Mansfield Report: August 2012

Capt. Tricia
Mansfield Report: August 2012
The key is to beat the crowds with a good game plan and stealthy approach.

There are many reasons why we chose fishing as a pastime and the ever-changing challenges that nature presents would not be last on the list. Over the past month exceptionally high tides and overflowing parking lots have presented some tough hurdles. Fish naturally scatter given the amount of water they have to roam in and boat traffic has the tendency to spread them even further. Each summer season it seems that yet another wave of hopeful anglers discover Port Mansfield, so it goes without saying that you had better get out early, have a good plan, and execute it well.

Good plans during the past month have included beating the crowds and targeting mostly deeper water with heavy grass beds. Best catches have routinely come from waist-deep or deeper areas with good cover, or strong sandy drop-offs near shorelines and spoils. Finding good concentrations of bait with the slimmest concentration of boats has been the key. Topwaters have done well even in uncomfortably deep water, with One Knockers, Skitter Walks and She Dogs being reliable. Calmer periods have called for junior-size plugs, but large baits have been hit hard during aggressive periods.

Besides flurries of topwater action, plastics on 1/8 ounce jigs remain hard to beat. Pick your poison. I have been throwing mostly Kelly Wigglers and the Die Dapper from Bass Assassin has also been a steady producer, especially when we need to go weedless. The importance of color is never a constant and we certainly have days when it doesn't seem to matter. Here lately, pumpkinseed/chartreuse works in most water with plum/chartreuse getting it done most consistently in darker water. After that, it's simply finding the right retrieve speed and depth to match the feeding pattern, and of course we always pray that good luck will be with us.

Braided line has to be one of the greatest innovations for lure fishermen and I can't imagine trying to feel a soft bite or work a lure as well without using it. For most folks, somewhere along the braided line learning curve, we realize that we might have been better fisherman than we ever imagined, we simply were not feeling the bite.

We try to learn something new every day and I have been searching for clues all summer to understand why we have not been seeing fish following the reliable patterns of the past i.e., high in the shallows early and then dropping down as the day wears on. We have mostly been starting deeper and staying there.
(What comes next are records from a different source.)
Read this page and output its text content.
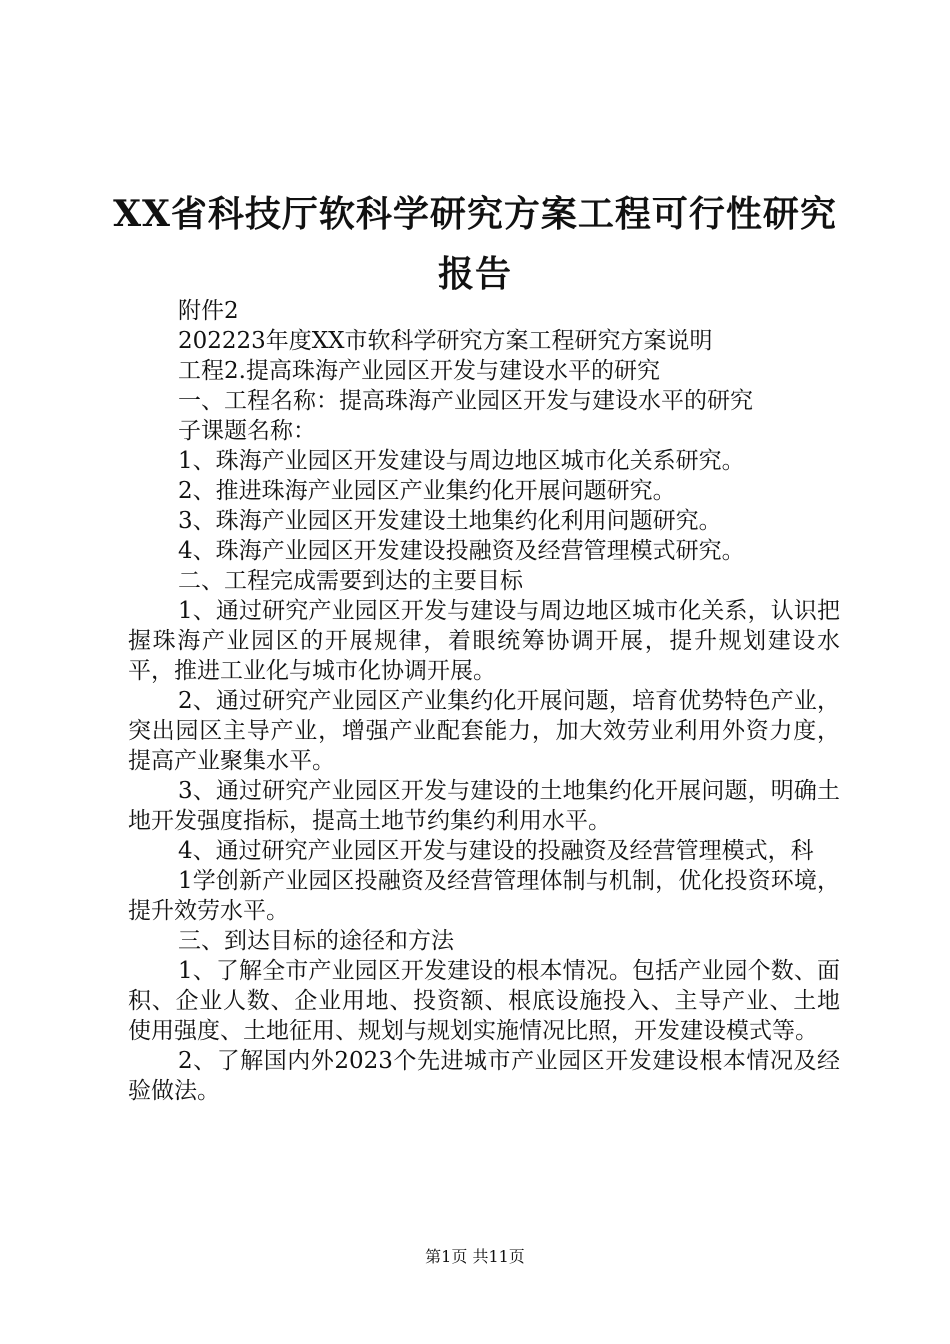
XX省科技厅软科学研究方案工程可行性研究
报告
附件2
202223年度XX市软科学研究方案工程研究方案说明
工程2.提高珠海产业园区开发与建设水平的研究
一、工程名称：提高珠海产业园区开发与建设水平的研究
子课题名称：
1、珠海产业园区开发建设与周边地区城市化关系研究。
2、推进珠海产业园区产业集约化开展问题研究。
3、珠海产业园区开发建设土地集约化利用问题研究。
4、珠海产业园区开发建设投融资及经营管理模式研究。
二、工程完成需要到达的主要目标
1、通过研究产业园区开发与建设与周边地区城市化关系，认识把握珠海产业园区的开展规律，着眼统筹协调开展，提升规划建设水平，推进工业化与城市化协调开展。
2、通过研究产业园区产业集约化开展问题，培育优势特色产业，突出园区主导产业，增强产业配套能力，加大效劳业利用外资力度，提高产业聚集水平。
3、通过研究产业园区开发与建设的土地集约化开展问题，明确土地开发强度指标，提高土地节约集约利用水平。
4、通过研究产业园区开发与建设的投融资及经营管理模式，科
1学创新产业园区投融资及经营管理体制与机制，优化投资环境，提升效劳水平。
三、到达目标的途径和方法
1、了解全市产业园区开发建设的根本情况。包括产业园个数、面积、企业人数、企业用地、投资额、根底设施投入、主导产业、土地使用强度、土地征用、规划与规划实施情况比照，开发建设模式等。
2、了解国内外2023个先进城市产业园区开发建设根本情况及经验做法。
第1页 共11页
Who knows why, but again, every year is different.

As far as August goes, we are certainly looking forward to a drop in overall water levels and also less boat traffic as anglers grow tired of fighting the searing heat. This should put fish in the more predictable depressions, funnels and swales. We should see redfish start patrolling the flats in larger groups and becoming more aggressive as they will feed competitively. Approach is the key, and I sure wish more boaters would chill a bit and ease into obvious schools instead of "torpedoing" them as has become so common. I firmly believe that "over anxious" fishermen are helping to change fish patterns by being too aggressive. We just don't see large groups of tailing fish anymore like we should, and it's not hard to imagine boats being part of the equation. Pole, drift or wade into these schools and more folks can share without sending them fleeing in fear…or perhaps even change their minds about areas they want to feed.

Trout should be easier to pattern as well. For some reason, every August we start seeing large trout show up shallow and becoming receptive, even tailing at times for those on the lookout. That large square black flag waving in the distance should make anybody's adrenaline spike. They are catchable too, but again, a silent approach is critical. That's another reason why we wade, we can simply address those exciting opportunities much better on foot, plus it's a heck of a lot more fun getting in there with them.

As of now things remain inspiring in the Lower Laguna, and should remain so barring any tropical catastrophe, colored tides, or more importantly, overwhelming human interaction. It's a very shallow system without the many safe havens of the bays further up the coast, so indeed, we can all make a difference good or bad. Take what you need, but remember that this is about much more than just food for our tables and egos. Enjoy the challenge of August…the last summer act before the wonders of fall arrive. Can't wait for either!